A partire dal 13 giugno 2025, il prezzo del petrolio russo Urals ha superato la soglia dei 60 dollari al barile, fissata dal G7 come tetto massimo per contrastare i finanziamenti alla guerra. Tuttavia, invece di festeggiare un aumento delle entrate, il Cremlino si trova ad affrontare una situazione surreale: il rafforzamento del rublo, cresciuto di quasi il 23%, sta erodendo la redditività delle esportazioni. Il risultato? I ricavi in rubli sono crollati del 30% per ogni barile venduto, colpendo duramente il bilancio statale.
Un budget che si sgonfia nonostante il boom del greggio
Benché Mosca venda oggi il petrolio a prezzi più alti, il cambio sfavorevole penalizza le entrate statali, che dipendono in gran parte dalle esportazioni di idrocarburi. Circa il 30% del bilancio federale deriva da questo settore, ma l’effetto combinato del rublo forte e delle sanzioni internazionali mina l’intera struttura fiscale.
Secondo Bloomberg, il deficit reale di bilancio potrebbe raggiungere il 3% del PIL, equivalenti a oltre 4.000 miliardi di rubli, triplicando le stime ufficiali. Un numero che mette in discussione l’effettiva stabilità economica del Paese, specialmente in un contesto bellico.
Il Cremlino nella trappola del rublo
Il problema principale non è la mancanza di domanda per il petrolio russo, ma la perdita di efficienza nel convertirlo in entrate fiscali. Il rublo forte, sostenuto da tassi d’interesse elevati e da illusioni geopolitiche su una distensione con l’Occidente, sta di fatto sabotando il sistema.
Mosca si trova così intrappolata: da un lato, spese militari record per la guerra in Ucraina; dall’altro, un crollo della base fiscale, che rende difficile sostenere i costi dello Stato. Senza accesso ai mercati finanziari globali, le opzioni sono poche: attingere ai fondi di riserva, aumentare il debito interno o scaricare i costi sui cittadini, attraverso nuove tasse o inflazione.
La debolezza dietro il rublo forte
Nonostante le apparenze, il rafforzamento del rublo non è frutto di fondamentali solidi, ma di interventi di breve termine. Il mercato interno è sempre più chiuso, e le importazioni, essendo pagate in valuta forte, diventano più costose quando il rublo torna a indebolirsi. Ma oggi, paradossalmente, è proprio la forza della valuta nazionale a pesare sulle entrate dello Stato.

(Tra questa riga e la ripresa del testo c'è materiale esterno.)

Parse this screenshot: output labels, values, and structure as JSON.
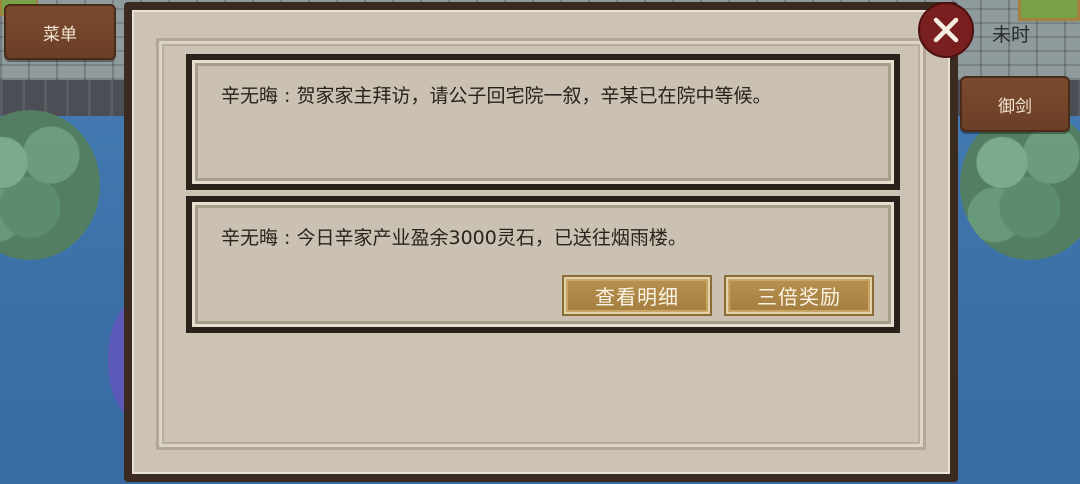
{
  "hud": {
    "menu_label": "菜单",
    "time_label": "未时",
    "sword_label": "御剑"
  },
  "messages": [
    {
      "speaker": "辛无晦",
      "text": "辛无晦 : 贺家家主拜访，请公子回宅院一叙，辛某已在院中等候。"
    },
    {
      "speaker": "辛无晦",
      "text": "辛无晦 : 今日辛家产业盈余3000灵石，已送往烟雨楼。"
    }
  ],
  "actions": {
    "detail_label": "查看明细",
    "triple_reward_label": "三倍奖励"
  },
  "icons": {
    "close": "close-icon"
  },
  "colors": {
    "panel_bg": "#cdc3b4",
    "hud_button": "#6b3f27",
    "gold_button": "#a47f40",
    "close_button": "#7a1f1f"
  }
}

A differenza di paesi come l’Arabia Saudita, dove la valuta è ancorata al dollaro e garantisce stabilità agli introiti da petrolio, la Russia converte le entrate in un rublo troppo forte, riducendo il valore reale di ogni barile.
La guerra costa, il petrolio non basta
Mentre le spese per la guerra contro l’Ucraina rimangono altissime, le entrate da esportazioni energetiche non sono più sufficienti a finanziare lo sforzo bellico. Questo squilibrio porta il governo a svuotare il Fondo nazionale di ricchezza (FNB) e a ricorrere a prestiti sempre più costosi, oppure a misure impopolari come la stretta fiscale interna.
Il tetto del G7, benché superato sul mercato, continua a pesare: si parla già di ridurlo a 45 dollari, aumentando l’incertezza per Mosca. La modello di esportazione russa è così sempre più fragile, ostacolata da sanzioni, instabilità e un contesto geopolitico sempre più ostile.
Un cambio a 100 rubli? Chi ne pagherà il prezzo
Durante il Forum Economico Internazionale di San Pietroburgo, il primo vicepremier russo Denis Manturov ha dichiarato che il tasso ideale sarebbe 100 rubli per dollaro, una mossa che mirerebbe a favorire gli esportatori, ma che penalizzerebbe direttamente i consumatori.
Con un rublo più debole, aumenterebbero i prezzi delle merci importate, colpendo in pieno le famiglie russe, già provate dall’inflazione e dalla scarsità di beni. In sostanza, il Cremlino trasferisce i costi della crisi sulle spalle della popolazione, nel tentativo disperato di mantenere a galla la propria macchina militare.